Said was born in West Africa and was forced into enslavement in Charleston, S.C. He eventually escaped to N.C., where he was enslaved again in Fayetteville until his death. He wrote the only known autobiography written in Arabic by an enslaved person in the U.S.
The opera’s creator, Grammy award-winning Rhiannon Giddens, is originally from N.C. and is currently an artist-in-residence with CPA. She worked with Emmy-nominated composer Michael Abels, to study Said's original texts and set his story to music on the stage.
"All across the country, other presenting organizations bring this story of Omar Ibn Said to light for large audiences through the arts. I mean, this is a way of the arts making a historical intervention so that Omar Ibn Said becomes a household name," Amanda Graham, associate director of engagement at CPA, said.

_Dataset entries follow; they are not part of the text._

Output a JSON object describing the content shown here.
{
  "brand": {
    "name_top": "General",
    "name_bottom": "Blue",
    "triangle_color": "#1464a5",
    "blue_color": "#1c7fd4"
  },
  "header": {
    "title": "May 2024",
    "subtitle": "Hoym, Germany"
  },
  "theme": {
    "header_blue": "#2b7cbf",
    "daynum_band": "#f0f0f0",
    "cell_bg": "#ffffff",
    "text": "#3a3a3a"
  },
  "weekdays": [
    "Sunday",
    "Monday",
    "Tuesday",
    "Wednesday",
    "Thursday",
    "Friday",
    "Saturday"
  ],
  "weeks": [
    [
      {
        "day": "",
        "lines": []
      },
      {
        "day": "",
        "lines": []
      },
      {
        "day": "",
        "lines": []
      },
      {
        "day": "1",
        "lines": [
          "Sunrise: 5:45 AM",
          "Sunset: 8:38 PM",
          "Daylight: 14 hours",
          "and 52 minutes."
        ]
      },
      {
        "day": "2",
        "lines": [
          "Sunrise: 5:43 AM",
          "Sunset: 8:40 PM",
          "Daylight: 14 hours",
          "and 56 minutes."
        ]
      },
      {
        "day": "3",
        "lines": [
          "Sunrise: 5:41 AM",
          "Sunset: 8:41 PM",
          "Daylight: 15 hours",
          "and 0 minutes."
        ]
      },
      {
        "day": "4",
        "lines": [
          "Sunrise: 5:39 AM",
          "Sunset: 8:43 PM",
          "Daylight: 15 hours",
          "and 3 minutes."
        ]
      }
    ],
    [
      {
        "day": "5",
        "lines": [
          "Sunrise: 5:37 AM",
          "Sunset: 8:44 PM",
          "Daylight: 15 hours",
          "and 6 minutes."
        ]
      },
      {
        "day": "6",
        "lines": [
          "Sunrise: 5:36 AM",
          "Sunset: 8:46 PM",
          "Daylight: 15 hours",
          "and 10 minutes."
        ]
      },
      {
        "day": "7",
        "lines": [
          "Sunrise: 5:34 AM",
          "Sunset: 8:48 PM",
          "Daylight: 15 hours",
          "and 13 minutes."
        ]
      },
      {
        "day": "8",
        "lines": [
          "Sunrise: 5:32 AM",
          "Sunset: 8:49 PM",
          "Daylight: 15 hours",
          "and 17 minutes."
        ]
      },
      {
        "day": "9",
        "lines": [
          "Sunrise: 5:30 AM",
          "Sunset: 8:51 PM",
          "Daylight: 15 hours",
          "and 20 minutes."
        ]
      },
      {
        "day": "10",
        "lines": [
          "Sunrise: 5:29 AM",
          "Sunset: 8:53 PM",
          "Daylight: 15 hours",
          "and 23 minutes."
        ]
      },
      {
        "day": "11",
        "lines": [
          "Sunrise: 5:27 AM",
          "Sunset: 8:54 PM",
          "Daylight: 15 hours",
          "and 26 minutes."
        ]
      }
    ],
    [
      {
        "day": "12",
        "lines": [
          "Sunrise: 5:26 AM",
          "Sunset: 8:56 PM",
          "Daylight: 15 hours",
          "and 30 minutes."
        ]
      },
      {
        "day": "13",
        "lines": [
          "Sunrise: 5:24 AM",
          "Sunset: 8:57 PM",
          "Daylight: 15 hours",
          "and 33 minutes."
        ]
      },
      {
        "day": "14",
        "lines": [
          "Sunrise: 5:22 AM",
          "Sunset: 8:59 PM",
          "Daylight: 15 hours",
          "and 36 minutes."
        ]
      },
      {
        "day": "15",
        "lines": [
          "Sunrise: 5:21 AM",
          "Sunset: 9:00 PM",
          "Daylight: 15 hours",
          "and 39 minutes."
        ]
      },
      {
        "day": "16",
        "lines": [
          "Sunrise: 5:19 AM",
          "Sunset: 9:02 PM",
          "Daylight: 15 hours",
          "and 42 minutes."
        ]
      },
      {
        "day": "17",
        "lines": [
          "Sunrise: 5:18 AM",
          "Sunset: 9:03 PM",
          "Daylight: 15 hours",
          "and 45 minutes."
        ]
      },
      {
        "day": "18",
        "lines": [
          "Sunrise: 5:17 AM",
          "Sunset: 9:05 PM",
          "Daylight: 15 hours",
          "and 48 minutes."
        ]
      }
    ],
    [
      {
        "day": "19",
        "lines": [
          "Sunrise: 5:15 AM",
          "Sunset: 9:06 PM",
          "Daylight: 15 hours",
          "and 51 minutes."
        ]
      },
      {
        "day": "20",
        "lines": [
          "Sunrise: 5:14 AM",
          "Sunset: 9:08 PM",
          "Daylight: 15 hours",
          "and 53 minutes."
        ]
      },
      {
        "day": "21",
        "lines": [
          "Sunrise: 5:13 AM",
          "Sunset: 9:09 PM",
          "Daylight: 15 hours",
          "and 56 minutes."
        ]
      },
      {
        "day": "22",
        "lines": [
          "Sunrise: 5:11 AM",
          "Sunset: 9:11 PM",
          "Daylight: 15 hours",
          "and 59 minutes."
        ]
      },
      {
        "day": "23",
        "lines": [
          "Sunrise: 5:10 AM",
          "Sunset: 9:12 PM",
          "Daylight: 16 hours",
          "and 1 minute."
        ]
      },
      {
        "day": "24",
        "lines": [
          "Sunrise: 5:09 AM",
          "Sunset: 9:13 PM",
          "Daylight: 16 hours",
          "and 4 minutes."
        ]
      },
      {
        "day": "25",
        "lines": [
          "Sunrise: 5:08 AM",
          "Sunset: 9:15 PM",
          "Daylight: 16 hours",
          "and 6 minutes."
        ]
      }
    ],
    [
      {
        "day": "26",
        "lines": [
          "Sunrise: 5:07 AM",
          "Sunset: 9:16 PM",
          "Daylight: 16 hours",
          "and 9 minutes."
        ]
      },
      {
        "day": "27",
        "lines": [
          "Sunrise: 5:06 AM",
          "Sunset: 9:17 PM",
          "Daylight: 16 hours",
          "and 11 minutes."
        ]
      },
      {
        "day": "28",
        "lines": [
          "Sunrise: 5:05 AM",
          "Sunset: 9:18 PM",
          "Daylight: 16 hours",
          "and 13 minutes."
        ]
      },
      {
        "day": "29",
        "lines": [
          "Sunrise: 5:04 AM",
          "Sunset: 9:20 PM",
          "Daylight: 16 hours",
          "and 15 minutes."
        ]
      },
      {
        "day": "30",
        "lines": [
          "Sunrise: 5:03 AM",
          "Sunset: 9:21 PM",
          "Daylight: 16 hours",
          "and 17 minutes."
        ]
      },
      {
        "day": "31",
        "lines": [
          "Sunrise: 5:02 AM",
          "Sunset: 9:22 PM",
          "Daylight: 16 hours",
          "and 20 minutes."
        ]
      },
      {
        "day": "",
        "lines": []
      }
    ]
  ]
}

"Omar" will be touring across the nation, but its ties to N.C. are what make it special to campus, she said. While he was enslaved in the state, Said's slaveholders, the Owen brothers, had affiliations with the UNC campus. So, many scholars believe that it was possible that Omar actually spent time at the University, she said.
Several of Said’s original manuscripts reside in Wilson Library Special Collections. These texts will be available for viewing on three dates in the coming weeks for the campus community to see and learn more about the inspiration behind the opera.
The opera's music has a deep connection to Black folk music. Giddens said that through the opera, she is attempting to defy a false narrative that Appalachian folk music comes from mostly white musicians, erasing Black contributions to the genre.
“'Omar' at its heart, is doing a couple of things,” Giddens said at a pre-show event on Thursday. “It is talking about Omar, the man and his journey. And that's incredibly important, but it's also talking about the world that he goes into which is a multilayered, multifaceted world of music that we no longer know.”